したがって、確定前に発生した元本債権およびその元本債権に対し既に発生している利息・損害金等と、確定後にその元本債権から生ずる利息・損害金等の合計金額が極度額の範囲内で担保されることになり、確定後に生ずる元本債権自体は担保されません。また、確定によって債権が特定されるので、被担保債権の範囲、債務者の変更および根抵当権の譲渡や一部譲渡等、担保すべき債権の変更はできなくなります。 - (6)根抵当権の譲渡・一部譲渡(第4条)
「根抵当権の譲渡」とは、根抵当権者の地位を現存する被担保債権から切り離して第三者に移転することをいい、根抵当権の確定前に限り認められる根抵当権処分の1つの形態です。

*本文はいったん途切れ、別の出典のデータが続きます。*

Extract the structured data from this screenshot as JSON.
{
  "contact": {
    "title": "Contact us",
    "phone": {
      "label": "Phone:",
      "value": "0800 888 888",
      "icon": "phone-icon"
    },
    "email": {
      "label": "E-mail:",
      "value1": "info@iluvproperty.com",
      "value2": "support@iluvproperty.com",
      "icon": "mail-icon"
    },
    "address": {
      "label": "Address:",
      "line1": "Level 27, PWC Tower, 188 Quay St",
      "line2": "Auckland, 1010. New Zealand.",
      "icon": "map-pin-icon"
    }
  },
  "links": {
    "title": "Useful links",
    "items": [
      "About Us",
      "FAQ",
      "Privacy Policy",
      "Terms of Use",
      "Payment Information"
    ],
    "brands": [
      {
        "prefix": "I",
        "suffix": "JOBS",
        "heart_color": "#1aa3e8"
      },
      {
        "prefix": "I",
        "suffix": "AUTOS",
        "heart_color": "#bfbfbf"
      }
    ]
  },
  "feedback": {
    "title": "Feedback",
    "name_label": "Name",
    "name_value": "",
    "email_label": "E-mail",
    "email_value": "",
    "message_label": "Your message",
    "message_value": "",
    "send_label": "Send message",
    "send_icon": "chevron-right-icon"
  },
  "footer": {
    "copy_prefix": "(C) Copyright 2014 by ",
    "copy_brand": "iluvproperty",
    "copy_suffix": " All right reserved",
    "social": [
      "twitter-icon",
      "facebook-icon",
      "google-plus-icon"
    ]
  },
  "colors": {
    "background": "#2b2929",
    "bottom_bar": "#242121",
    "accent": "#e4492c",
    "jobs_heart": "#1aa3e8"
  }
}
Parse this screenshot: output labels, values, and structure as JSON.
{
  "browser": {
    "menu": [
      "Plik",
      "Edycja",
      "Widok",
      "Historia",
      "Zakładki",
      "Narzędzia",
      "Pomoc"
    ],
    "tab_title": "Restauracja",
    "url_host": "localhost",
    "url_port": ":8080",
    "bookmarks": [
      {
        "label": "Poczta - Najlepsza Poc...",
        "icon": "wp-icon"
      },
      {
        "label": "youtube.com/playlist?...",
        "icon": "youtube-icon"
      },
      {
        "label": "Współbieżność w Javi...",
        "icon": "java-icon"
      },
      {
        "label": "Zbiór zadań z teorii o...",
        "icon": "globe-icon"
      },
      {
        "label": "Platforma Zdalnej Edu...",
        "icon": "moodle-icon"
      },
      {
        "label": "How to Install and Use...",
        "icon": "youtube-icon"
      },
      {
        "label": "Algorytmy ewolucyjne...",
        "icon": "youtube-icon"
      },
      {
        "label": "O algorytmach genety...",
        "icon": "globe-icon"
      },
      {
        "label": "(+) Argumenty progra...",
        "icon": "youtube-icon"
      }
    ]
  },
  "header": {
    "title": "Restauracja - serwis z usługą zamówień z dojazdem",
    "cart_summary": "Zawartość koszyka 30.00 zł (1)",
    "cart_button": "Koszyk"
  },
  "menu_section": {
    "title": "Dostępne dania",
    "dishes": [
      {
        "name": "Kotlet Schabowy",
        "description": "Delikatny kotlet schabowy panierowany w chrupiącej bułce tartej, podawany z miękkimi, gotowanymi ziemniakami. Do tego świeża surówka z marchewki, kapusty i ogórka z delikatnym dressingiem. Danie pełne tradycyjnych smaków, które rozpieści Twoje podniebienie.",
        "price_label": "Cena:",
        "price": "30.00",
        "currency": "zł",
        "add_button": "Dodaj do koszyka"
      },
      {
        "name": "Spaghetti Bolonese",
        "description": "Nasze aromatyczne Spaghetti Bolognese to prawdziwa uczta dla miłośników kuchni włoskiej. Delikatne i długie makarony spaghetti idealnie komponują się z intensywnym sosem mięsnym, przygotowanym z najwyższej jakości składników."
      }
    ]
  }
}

根抵当権が譲渡されると、譲渡人(もとの根抵当権者)の債権はもはや当該根抵当権では担保されなくなり、譲受人(新たな根抵当権者)があたかも当初より根抵当権者であったのと同様に、その根抵当権を利用して自己の債権を担保させることができます。根抵当権の譲渡は、譲渡人たる根抵当権者と譲受人との合意および 根抵当権設定者の承諾のもとに行ない、第三者に対抗するためには登記が必要です。
なお、根抵当権には「一部譲渡」という形態もあり、一部譲渡により当該根抵当権は譲渡人と譲受人の債権をいずれも担保することになります。